Dies ist schon immer auch mein Ideal beim Reisen: An erster Stelle Land, Leute, Kultur und Bräuche kennenzulernen und dann über lange Zeit die gewonnenen Kontakte pflegen.
Wir beschränkten und auf die Gegend des Batur-Vulkankessel, den See und den Batur-Vulkanberg. Im Jahre 1978 hatte ich es bis zum Krater geschafft und musste damals vier Stunden über scharfkantige Lavabrocken bergauf wandern. Die Mühe wurde mit einer überwältigenden Aussicht belohnt, doch auf der Spitze spürte ich eine unerträglich feuchtkalte Wettersituation bis in die Knochen.
2001 haben wir auf die Besteigung verzichtet, doch rundherum schöne Stunden verbracht:

Der
Gunung Batur Vulkan in Wolken, von Süden aus gesehen, rechts der Kratersee
Danau Batur.Wie der andere Vulkan, der
Gunung Agung im Osten, so zählt nach dem Glauben der Balinesen auch der
Batur zu den vier Kardinalpunkten. Obwohl bergsteigerisch kaum eine Herausforderung, ist die Besteigung des Batur dennoch außerordentlich lohnend, da man vom Gipfel einen einzigartigen Rundumblick hat. In dem gebildeten Einbruchskessel liegen der
Gunung Batur und der gleichnamige See leider oft etwas im Dunst und man hat deshalb nur ganz selten einen wirklich klaren Panoramablick.

Der Ort
Kedisan und der Batur-See.

Ein steiniger Weg auf den Vulkangipfel. Gutes Schuhwerk ist unerlässlich. Die Lavabrocken sind sehr scharfkantig.
Auf der anderen Seite der
Mount Abang 2150m, der Gipfel ist meist in einer Wolkendecke, eine Besteigung führt fast immer in den Nebel.

Der
Batur-See und der
Mount Abang.Am Fuß des Berges kann man die
Bali-Aga-Ortschaft Trunyan erkennen noch ein wenig weiter links den Friedhof
Kuburan.
Ein Wassertempel im Batur-See.
Dieser Tempel wurde von den Göttern verschont.

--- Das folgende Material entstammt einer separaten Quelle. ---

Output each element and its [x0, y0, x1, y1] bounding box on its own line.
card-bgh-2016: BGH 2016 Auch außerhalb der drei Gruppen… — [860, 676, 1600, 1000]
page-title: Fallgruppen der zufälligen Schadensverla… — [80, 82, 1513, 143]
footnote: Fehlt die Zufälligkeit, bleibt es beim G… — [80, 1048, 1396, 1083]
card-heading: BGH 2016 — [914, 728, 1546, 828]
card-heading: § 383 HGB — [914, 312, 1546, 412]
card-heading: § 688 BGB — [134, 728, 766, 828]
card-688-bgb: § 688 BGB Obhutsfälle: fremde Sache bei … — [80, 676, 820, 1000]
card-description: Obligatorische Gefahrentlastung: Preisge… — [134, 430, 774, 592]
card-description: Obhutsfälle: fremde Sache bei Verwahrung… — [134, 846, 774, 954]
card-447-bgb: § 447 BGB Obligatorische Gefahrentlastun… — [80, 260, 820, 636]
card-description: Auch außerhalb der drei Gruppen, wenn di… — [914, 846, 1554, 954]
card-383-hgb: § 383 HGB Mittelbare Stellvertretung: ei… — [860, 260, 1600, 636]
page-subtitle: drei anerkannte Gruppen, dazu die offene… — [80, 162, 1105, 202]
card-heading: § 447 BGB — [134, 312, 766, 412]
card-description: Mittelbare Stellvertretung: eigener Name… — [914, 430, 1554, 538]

Obwohl es in der jüngeren Zeit mehrere Vulkanausbrüche gab, ist der Tempel immer heil geblieben.
Für jeden, der eine Besteigung des Vulkans oder eine Treckingtour plant, empfehle ich "Mt Bator Trekking" (e-Mail kunang_dps@indo.net.id), eine Agentur, die perfekte Ausflüge organisiert.
Gutes Schuhwerk, lange Hosen und feste Kleidung sind unbedingt erforderlich. Die Wege sind meist moderat aber sehr steinig und scharfkantig und manchmal geht's steil bergauf.
Achtung: Ich habe in Fernost-Asien selten so gefroren wie auf Bali bei der Vulkantour.